The Baltimore Orioles and the Tampa Bay Rays have been frequent trade partners over the last few years. It's not common for divisional opponents to regularly swap players and prospects, but the Rays shifted into a mini-rebuild right as the Orioles were supposed to be ascending to contender status, so their timelines lined up: the Orioles have been buyers, and the Rays have been sellers. They also match up well because the Rays like to get a lot of bites at the prospect apple, and the Orioles have typically preferred to move large packages of lower-ranked players than hand over their top prospects.

The Orioles were able to get Zach Eflin from the Rays in 2024 in exchange for a trio of prospects that proved to be mostly inconsequential to either team's future outlook. Feeling good about that transaction, the Orioles went back to the well this offseason for an even more ambitious trade, swapping four prospects and a draft pick for Shane Baz.

The Orioles paid a heavy price for Shane Baz and may be already experiencing some buyers remorse

The package was headlined by prospects that the Orioles had just drafted in the first round of the 2025 draft, Caden Bodine and Slater de Brun. It will be interesting to track how those two progress, but in the early returns, the trade seems like one of the other lesser-known prospects was the real prize for the Rays: 22-year-old right-handed starting pitching prospect Michael Forret.

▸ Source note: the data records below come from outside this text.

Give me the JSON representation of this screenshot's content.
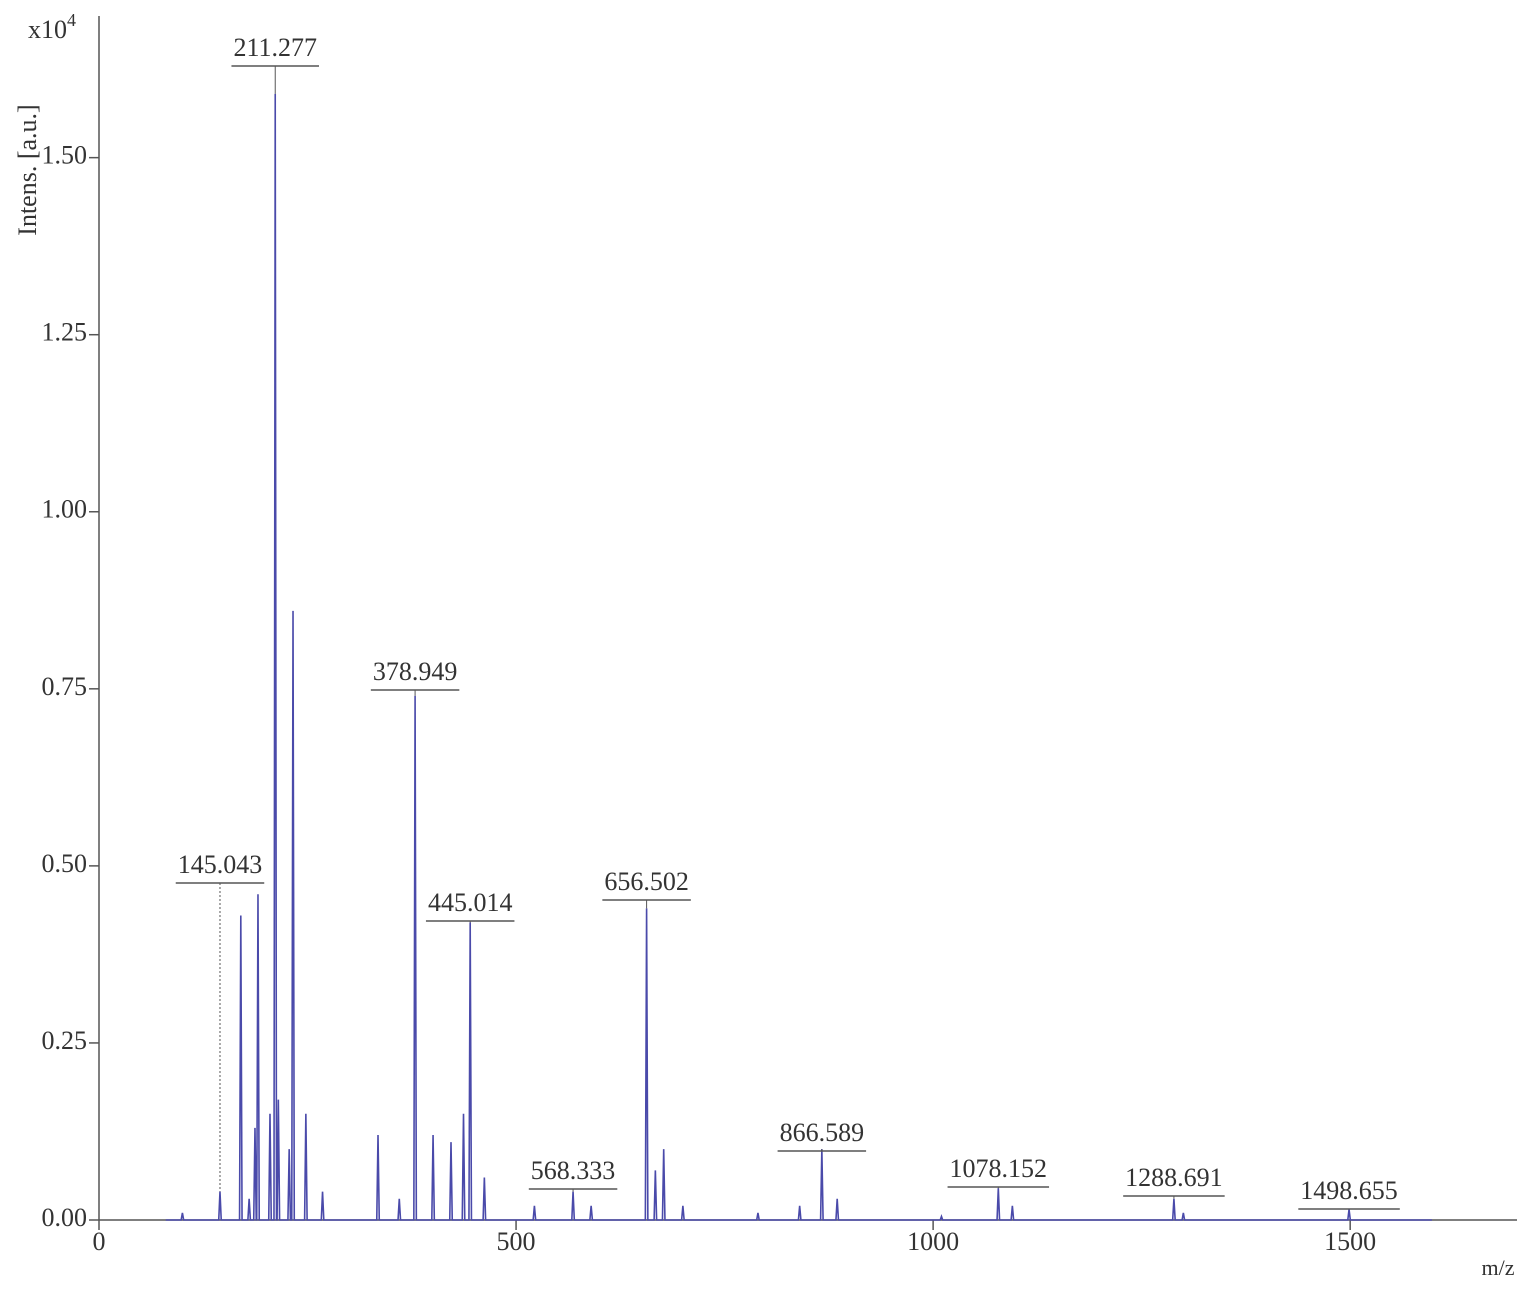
{
  "chart_data": {
    "type": "line",
    "y_label": "Intens. [a.u.]",
    "y_scale_label": "x10",
    "y_scale_exponent": "4",
    "x_label": "m/z",
    "xlim": [
      0,
      1700
    ],
    "ylim": [
      0,
      1.7
    ],
    "xticks": [
      0,
      500,
      1000,
      1500
    ],
    "yticks": [
      {
        "value": 0,
        "label": "0.00"
      },
      {
        "value": 0.25,
        "label": "0.25"
      },
      {
        "value": 0.5,
        "label": "0.50"
      },
      {
        "value": 0.75,
        "label": "0.75"
      },
      {
        "value": 1,
        "label": "1.00"
      },
      {
        "value": 1.25,
        "label": "1.25"
      },
      {
        "value": 1.5,
        "label": "1.50"
      }
    ],
    "grid": false,
    "series": [
      {
        "color": "#4a4aaa",
        "x": [
          80,
          98.5,
          100,
          101.5,
          143.543,
          145.043,
          146.543,
          168.5,
          170,
          171.5,
          178.5,
          180,
          181.5,
          185.5,
          187,
          188.5,
          189.1,
          190.6,
          192.1,
          203.5,
          205,
          206.5,
          209.777,
          211.277,
          212.777,
          213.5,
          215,
          216.5,
          226.5,
          228,
          229.5,
          231.1,
          232.6,
          234.1,
          246.5,
          248,
          249.5,
          266.5,
          268,
          269.5,
          333,
          334.5,
          336,
          358.5,
          360,
          361.5,
          377.449,
          378.949,
          380.449,
          399,
          400.5,
          402,
          420.5,
          422,
          423.5,
          435.5,
          437,
          438.5,
          443.514,
          445.014,
          446.514,
          460.5,
          462,
          463.5,
          520.5,
          522,
          523.5,
          566.833,
          568.333,
          569.833,
          588.5,
          590,
          591.5,
          655.002,
          656.502,
          658.002,
          665.5,
          667,
          668.5,
          675.5,
          677,
          678.5,
          698.5,
          700,
          701.5,
          788.5,
          790,
          791.5,
          838.5,
          840,
          841.5,
          865.089,
          866.589,
          868.089,
          883.5,
          885,
          886.5,
          1008.5,
          1010,
          1011.5,
          1076.652,
          1078.152,
          1079.652,
          1093.5,
          1095,
          1096.5,
          1287.191,
          1288.691,
          1290.191,
          1298.5,
          1300,
          1301.5,
          1497.155,
          1498.655,
          1500.155,
          1598
        ],
        "values": [
          0,
          0,
          0.01,
          0,
          0,
          0.04,
          0,
          0,
          0.43,
          0,
          0,
          0.03,
          0,
          0,
          0.13,
          0,
          0,
          0.46,
          0,
          0,
          0.15,
          0,
          0,
          1.59,
          0,
          0,
          0.17,
          0,
          0,
          0.1,
          0,
          0,
          0.86,
          0,
          0,
          0.15,
          0,
          0,
          0.04,
          0,
          0,
          0.12,
          0,
          0,
          0.03,
          0,
          0,
          0.74,
          0,
          0,
          0.12,
          0,
          0,
          0.11,
          0,
          0,
          0.15,
          0,
          0,
          0.42,
          0,
          0,
          0.06,
          0,
          0,
          0.02,
          0,
          0,
          0.04,
          0,
          0,
          0.02,
          0,
          0,
          0.44,
          0,
          0,
          0.07,
          0,
          0,
          0.1,
          0,
          0,
          0.02,
          0,
          0,
          0.01,
          0,
          0,
          0.02,
          0,
          0,
          0.1,
          0,
          0,
          0.03,
          0,
          0,
          0.005,
          0,
          0,
          0.045,
          0,
          0,
          0.02,
          0,
          0,
          0.03,
          0,
          0,
          0.01,
          0,
          0,
          0.015,
          0,
          0
        ]
      }
    ],
    "annotations": [
      {
        "x": 211.277,
        "y": 1.59,
        "label": "211.277"
      },
      {
        "x": 145.043,
        "y": 0.04,
        "label": "145.043"
      },
      {
        "x": 378.949,
        "y": 0.74,
        "label": "378.949"
      },
      {
        "x": 445.014,
        "y": 0.42,
        "label": "445.014"
      },
      {
        "x": 656.502,
        "y": 0.44,
        "label": "656.502"
      },
      {
        "x": 568.333,
        "y": 0.04,
        "label": "568.333"
      },
      {
        "x": 866.589,
        "y": 0.1,
        "label": "866.589"
      },
      {
        "x": 1078.152,
        "y": 0.045,
        "label": "1078.152"
      },
      {
        "x": 1288.691,
        "y": 0.03,
        "label": "1288.691"
      },
      {
        "x": 1498.655,
        "y": 0.015,
        "label": "1498.655"
      }
    ]
  }
}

Forret was a 14th-round pick in the 2023 draft who had a breakout season in 2025, leading to him finishing the year in Double-A. This season, he's picked up right where he left off, pitching to a 1.75 ERA in 25.2 innings with the Rays' Double-A affiliate, the Montgomery Biscuits.

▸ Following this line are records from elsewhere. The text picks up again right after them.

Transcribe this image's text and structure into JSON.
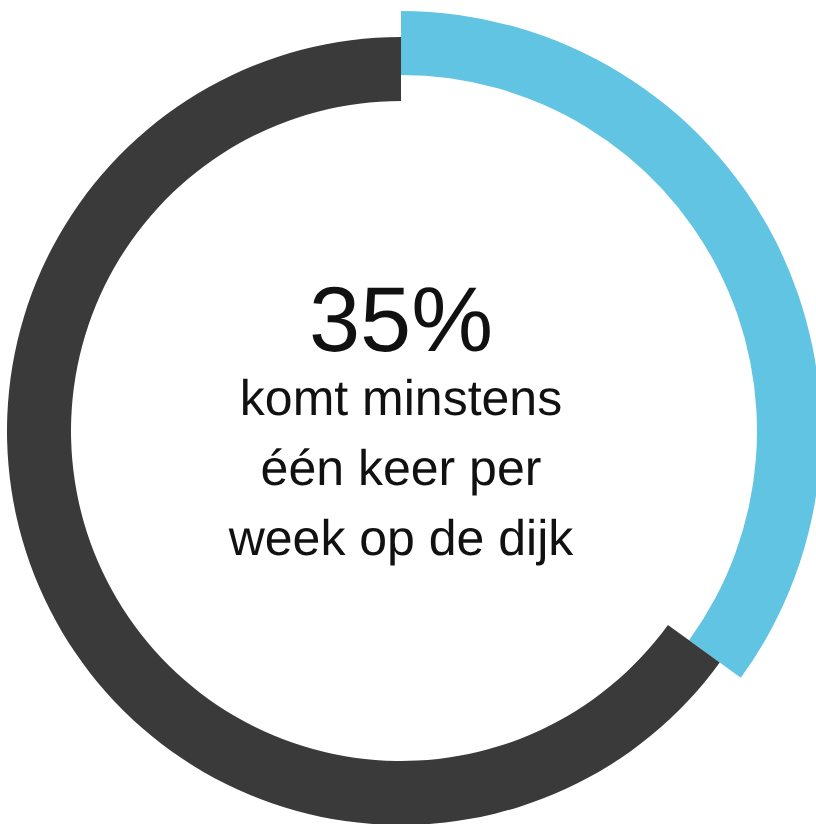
{
  "chart_data": {
    "type": "donut",
    "categories": [
      null,
      null
    ],
    "values": [
      35,
      65
    ],
    "colors": [
      "#62c4e3",
      "#3a3a3a"
    ],
    "value_labels": [
      "35%",
      null
    ],
    "annotations": [
      "komt minstens\néén keer per\nweek op de dijk"
    ]
  }
}
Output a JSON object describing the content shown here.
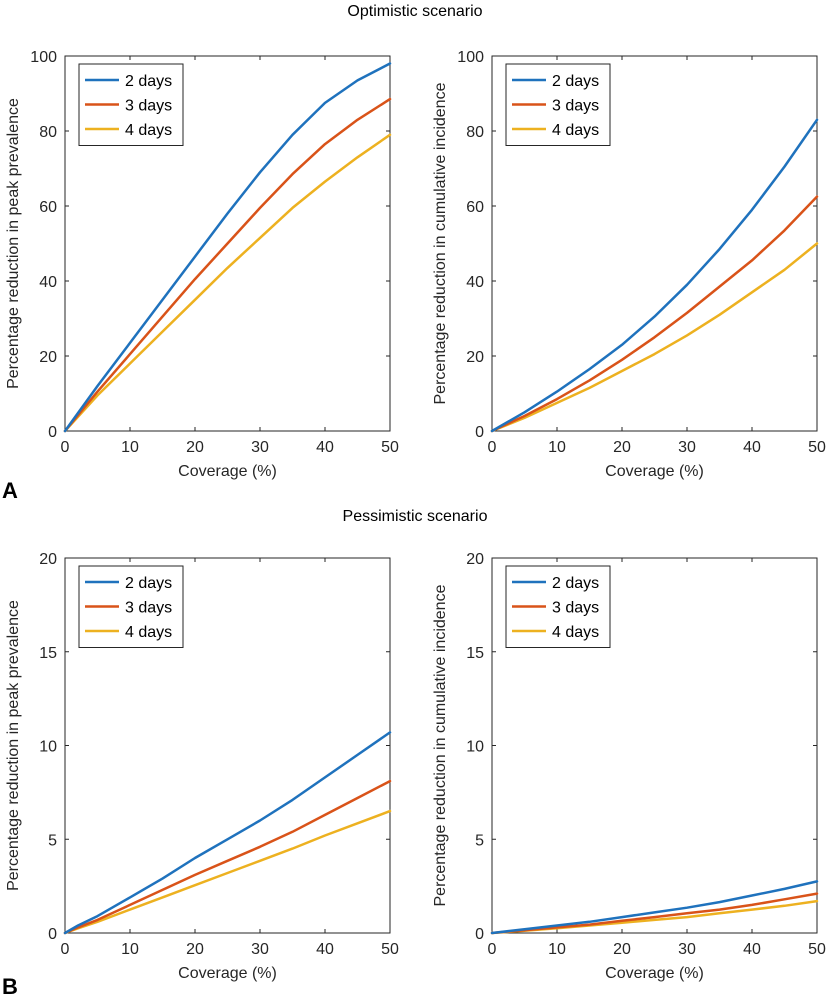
{
  "titles": {
    "top": "Optimistic scenario",
    "bottom": "Pessimistic scenario"
  },
  "panel_labels": [
    "A",
    "B"
  ],
  "series_colors": {
    "2 days": "#1f72bd",
    "3 days": "#d95319",
    "4 days": "#edb120"
  },
  "chart_data": [
    {
      "type": "line",
      "group": "Optimistic scenario",
      "xlabel": "Coverage (%)",
      "ylabel": "Percentage reduction in peak prevalence",
      "xlim": [
        0,
        50
      ],
      "ylim": [
        0,
        100
      ],
      "xticks": [
        0,
        10,
        20,
        30,
        40,
        50
      ],
      "yticks": [
        0,
        20,
        40,
        60,
        80,
        100
      ],
      "legend": [
        "2 days",
        "3 days",
        "4 days"
      ],
      "legend_position": "top-left",
      "x": [
        0,
        5,
        10,
        15,
        20,
        25,
        30,
        35,
        40,
        45,
        50
      ],
      "series": [
        {
          "name": "2 days",
          "values": [
            0,
            12,
            23.5,
            35,
            46.5,
            58,
            69,
            79,
            87.5,
            93.5,
            98
          ]
        },
        {
          "name": "3 days",
          "values": [
            0,
            10.5,
            20.5,
            30.5,
            40.5,
            50,
            59.5,
            68.5,
            76.5,
            83,
            88.5
          ]
        },
        {
          "name": "4 days",
          "values": [
            0,
            9.5,
            18,
            26.5,
            35,
            43.5,
            51.5,
            59.5,
            66.5,
            73,
            79
          ]
        }
      ]
    },
    {
      "type": "line",
      "group": "Optimistic scenario",
      "xlabel": "Coverage (%)",
      "ylabel": "Percentage reduction in cumulative incidence",
      "xlim": [
        0,
        50
      ],
      "ylim": [
        0,
        100
      ],
      "xticks": [
        0,
        10,
        20,
        30,
        40,
        50
      ],
      "yticks": [
        0,
        20,
        40,
        60,
        80,
        100
      ],
      "legend": [
        "2 days",
        "3 days",
        "4 days"
      ],
      "legend_position": "top-left",
      "x": [
        0,
        5,
        10,
        15,
        20,
        25,
        30,
        35,
        40,
        45,
        50
      ],
      "series": [
        {
          "name": "2 days",
          "values": [
            0,
            5,
            10.5,
            16.5,
            23,
            30.5,
            39,
            48.5,
            59,
            70.5,
            83
          ]
        },
        {
          "name": "3 days",
          "values": [
            0,
            4,
            8.5,
            13.5,
            19,
            25,
            31.5,
            38.5,
            45.5,
            53.5,
            62.5
          ]
        },
        {
          "name": "4 days",
          "values": [
            0,
            3.5,
            7.5,
            11.5,
            16,
            20.5,
            25.5,
            31,
            37,
            43,
            50
          ]
        }
      ]
    },
    {
      "type": "line",
      "group": "Pessimistic scenario",
      "xlabel": "Coverage (%)",
      "ylabel": "Percentage reduction in peak prevalence",
      "xlim": [
        0,
        50
      ],
      "ylim": [
        0,
        20
      ],
      "xticks": [
        0,
        10,
        20,
        30,
        40,
        50
      ],
      "yticks": [
        0,
        5,
        10,
        15,
        20
      ],
      "legend": [
        "2 days",
        "3 days",
        "4 days"
      ],
      "legend_position": "top-left",
      "x": [
        0,
        2,
        5,
        10,
        15,
        20,
        25,
        30,
        35,
        40,
        45,
        50
      ],
      "series": [
        {
          "name": "2 days",
          "values": [
            0,
            0.4,
            0.9,
            1.9,
            2.9,
            4.0,
            5.0,
            6.0,
            7.1,
            8.3,
            9.5,
            10.7
          ]
        },
        {
          "name": "3 days",
          "values": [
            0,
            0.3,
            0.7,
            1.5,
            2.3,
            3.1,
            3.85,
            4.6,
            5.4,
            6.3,
            7.2,
            8.1
          ]
        },
        {
          "name": "4 days",
          "values": [
            0,
            0.25,
            0.6,
            1.25,
            1.9,
            2.55,
            3.2,
            3.85,
            4.5,
            5.2,
            5.85,
            6.5
          ]
        }
      ]
    },
    {
      "type": "line",
      "group": "Pessimistic scenario",
      "xlabel": "Coverage (%)",
      "ylabel": "Percentage reduction in cumulative incidence",
      "xlim": [
        0,
        50
      ],
      "ylim": [
        0,
        20
      ],
      "xticks": [
        0,
        10,
        20,
        30,
        40,
        50
      ],
      "yticks": [
        0,
        5,
        10,
        15,
        20
      ],
      "legend": [
        "2 days",
        "3 days",
        "4 days"
      ],
      "legend_position": "top-left",
      "x": [
        0,
        5,
        10,
        15,
        20,
        25,
        30,
        35,
        40,
        45,
        50
      ],
      "series": [
        {
          "name": "2 days",
          "values": [
            0,
            0.2,
            0.4,
            0.6,
            0.85,
            1.1,
            1.35,
            1.65,
            2.0,
            2.35,
            2.75
          ]
        },
        {
          "name": "3 days",
          "values": [
            0,
            0.15,
            0.3,
            0.45,
            0.65,
            0.85,
            1.05,
            1.25,
            1.5,
            1.8,
            2.1
          ]
        },
        {
          "name": "4 days",
          "values": [
            0,
            0.12,
            0.25,
            0.4,
            0.55,
            0.7,
            0.85,
            1.05,
            1.25,
            1.45,
            1.7
          ]
        }
      ]
    }
  ]
}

Forret is not a perfect pitching prospect; he's struggled to keep his walks down, and he's averaging almost one home run allowed per start, but he's been so hard to hit that he's sporting a sub-one WHIP despite having a double-digit BB%. In 2025, Forret flashed the near-elite command, so it's reasonable to think that as this season goes on, his early-season walk issues will subside and all the Rays will be left with is a top pitching prospect in the upper minors.

From the Orioles' side, Baz is off to a rough start this season, but his stuff has been good, and now that the Orioles have extended him, he has a five-year runway to give the Orioles enough value to make this a fair trade.

Results-wise, it's unfortunate that the Orioles might have handed over a top pitching prospect as a throw-in to a trade, but process-wise, this is what the Orioles should be doing. They have a limited window right now where Gunnar Henderson, Adley Rutschman, and Pete Alonso are on the team as their offensive core, and they need pitchers who can contribute right now. The only real issue Orioles fans should have with this trade is that they didn't do it again for Freddy Peralta or Mackenzie Gore and build a rotation that wouldn't put the games out of reach in the second inning every game.